Normally when I read something for the Hugos, I don’t just ask myself whether I liked it, but also whether it did something new or expanded the genre’s boundaries in some way. Ancillary Justice most definitely did. I loved nearly everything about it, from the spare prose to the way it upended pretty much every trope of space opera: it did things like introduce a language where female pronouns are the default and show a spacefaring human culture with Eastern-influenced religion, food, and aesthetics at its core (one notable example is that the Raadch culture sees dark skin as an elite caste marker).

Given how Justice swept SF’s major awards last year, Ancillary Sword had a lot to live up to. The story starts off almost immediately after the end of the first book, with Breq now given command of her own ship and a fancy new surname indicating her (fake) familial relationship to Anaander Mianaai, the Lord of the Radch, whose consciousness is spread across thousands of cloned bodies. Breq has been told to travel to Athoek, a planet close to the space station that was ground zero for a coup attempted by one faction of Anaander Mianaai’s clones against another clone faction. Athoek holds a small amount of strategic significance in the looming civil war, as it’s a planet dedicated to farming tea — a beverage seen as the epitome of Radch culture and refinement.

(Of course, it goes without saying that I was full of glee at the prospect of an SF novel taking place on a whole tea-farming planet. Eeee!)

However, Athoek is also personally significant to Breq: it’s home to the sole surviving family member of Lieutenant Awn, whom Breq was forced to kill 20 years ago. Using her newfound status and wealth, Breq hopes to make Awn’s sister her heir in the hopes that this will alleviate some of her guilt.

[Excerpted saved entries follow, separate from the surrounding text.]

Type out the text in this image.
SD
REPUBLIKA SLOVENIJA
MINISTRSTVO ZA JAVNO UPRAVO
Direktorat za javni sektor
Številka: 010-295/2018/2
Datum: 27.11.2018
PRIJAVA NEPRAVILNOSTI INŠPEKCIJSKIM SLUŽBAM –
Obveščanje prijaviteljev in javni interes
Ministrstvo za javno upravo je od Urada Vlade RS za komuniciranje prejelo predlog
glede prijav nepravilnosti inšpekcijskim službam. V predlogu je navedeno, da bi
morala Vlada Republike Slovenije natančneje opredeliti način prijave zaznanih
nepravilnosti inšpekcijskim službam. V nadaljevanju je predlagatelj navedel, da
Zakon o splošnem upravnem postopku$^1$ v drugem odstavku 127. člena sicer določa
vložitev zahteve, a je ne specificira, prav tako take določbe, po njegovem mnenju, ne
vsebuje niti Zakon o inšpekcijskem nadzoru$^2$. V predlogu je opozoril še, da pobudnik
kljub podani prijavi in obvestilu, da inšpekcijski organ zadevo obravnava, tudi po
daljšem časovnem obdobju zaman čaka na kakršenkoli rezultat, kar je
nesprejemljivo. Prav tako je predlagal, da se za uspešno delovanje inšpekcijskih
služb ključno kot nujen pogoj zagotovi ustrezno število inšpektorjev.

The rest of the plot is full of political machinations, including a run-in with an elite with a serious sense of sexual entitlement, a potential diplomatic catastrophe with a hostile alien race, discontent among tea plantation labourers, and the increasing mystery of what lies beyond the Ghost Gate, the limits of Radch space.

Despite this, the novel moves at a slow pace, with the majority of it happening on a tea estate in the countryside during a period of mourning. This makes the final few chapters all the more off-kilter, because so many plot threads come to a head at once that the climax feels both rushed and of low stakes.

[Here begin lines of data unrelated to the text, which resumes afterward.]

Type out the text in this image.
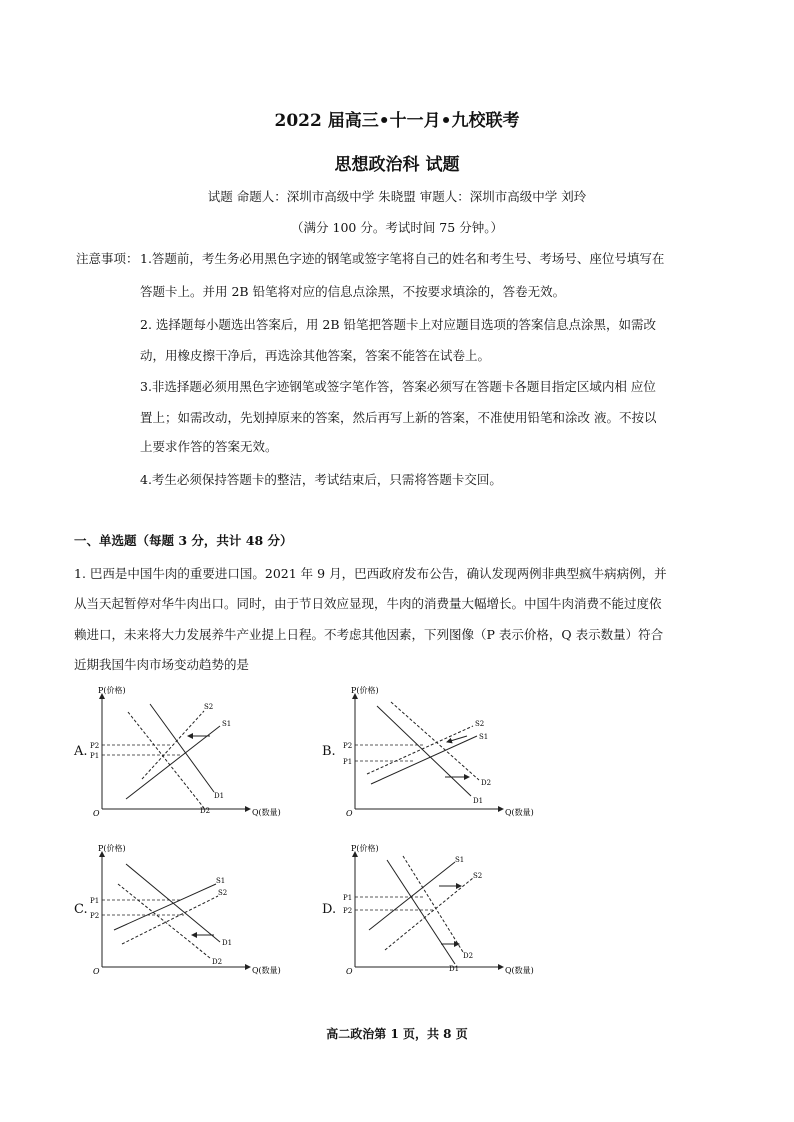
2022 届高三•十一月•九校联考
思想政治科 试题
试题 命题人：深圳市高级中学 朱晓盟 审题人：深圳市高级中学 刘玲
（满分 100 分。考试时间 75 分钟。）
注意事项： 1.答题前，考生务必用黑色字迹的钢笔或签字笔将自己的姓名和考生号、考场号、座位号填写在
答题卡上。并用 2B 铅笔将对应的信息点涂黑，不按要求填涂的，答卷无效。
2. 选择题每小题选出答案后，用 2B 铅笔把答题卡上对应题目选项的答案信息点涂黑，如需改
动，用橡皮擦干净后，再选涂其他答案，答案不能答在试卷上。
3.非选择题必须用黑色字迹钢笔或签字笔作答，答案必须写在答题卡各题目指定区域内相 应位
置上；如需改动，先划掉原来的答案，然后再写上新的答案，不准使用铅笔和涂改 液。不按以
上要求作答的答案无效。
4.考生必须保持答题卡的整洁，考试结束后，只需将答题卡交回。
一、单选题（每题 3 分，共计 48 分）
1. 巴西是中国牛肉的重要进口国。2021 年 9 月，巴西政府发布公告，确认发现两例非典型疯牛病病例，并
从当天起暂停对华牛肉出口。同时，由于节日效应显现，牛肉的消费量大幅增长。中国牛肉消费不能过度依
赖进口，未来将大力发展养牛产业提上日程。不考虑其他因素，下列图像（P 表示价格，Q 表示数量）符合
近期我国牛肉市场变动趋势的是
A.	B.
C.	D.
P(价格)
Q(数量)
O
P2
P1
S2
S1
D1
D2
P(价格)
Q(数量)
O
P2
P1
S2
S1
D2
D1
P(价格)
Q(数量)
O
P1
P2
S1
S2
D1
D2
P(价格)
Q(数量)
O
P1
P2
S1
S2
D2
D1
高二政治第 1 页，共 8 页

Ultimately, while I enjoyed Ancillary Sword, I felt that its predecessor was so remarkable in its own right that this sequel pales in comparison. The first one, because of its novelty to me, felt like a bolt from the blue, while this one doesn’t. What effect this will have on my Hugo voting remains to be seen, however, since I’m still only partway through The Three-Body Problem and haven’t even started The Goblin Emperor yet.

Bonus! Ann Leckie goes into more detail here about exactly what tea that citizens in the Radch drink. It turns out I was right in guessing that a significant tea variety in the book is similar to a green oolong! Plus, I’m quite interested to learn that pu’erh is the tea of the Radch lower classes because it’s easy to transport and doesn’t spoil. It makes sense in historical context, but considering last decade’s pu’erh bubble, this news plays against contemporary expectations.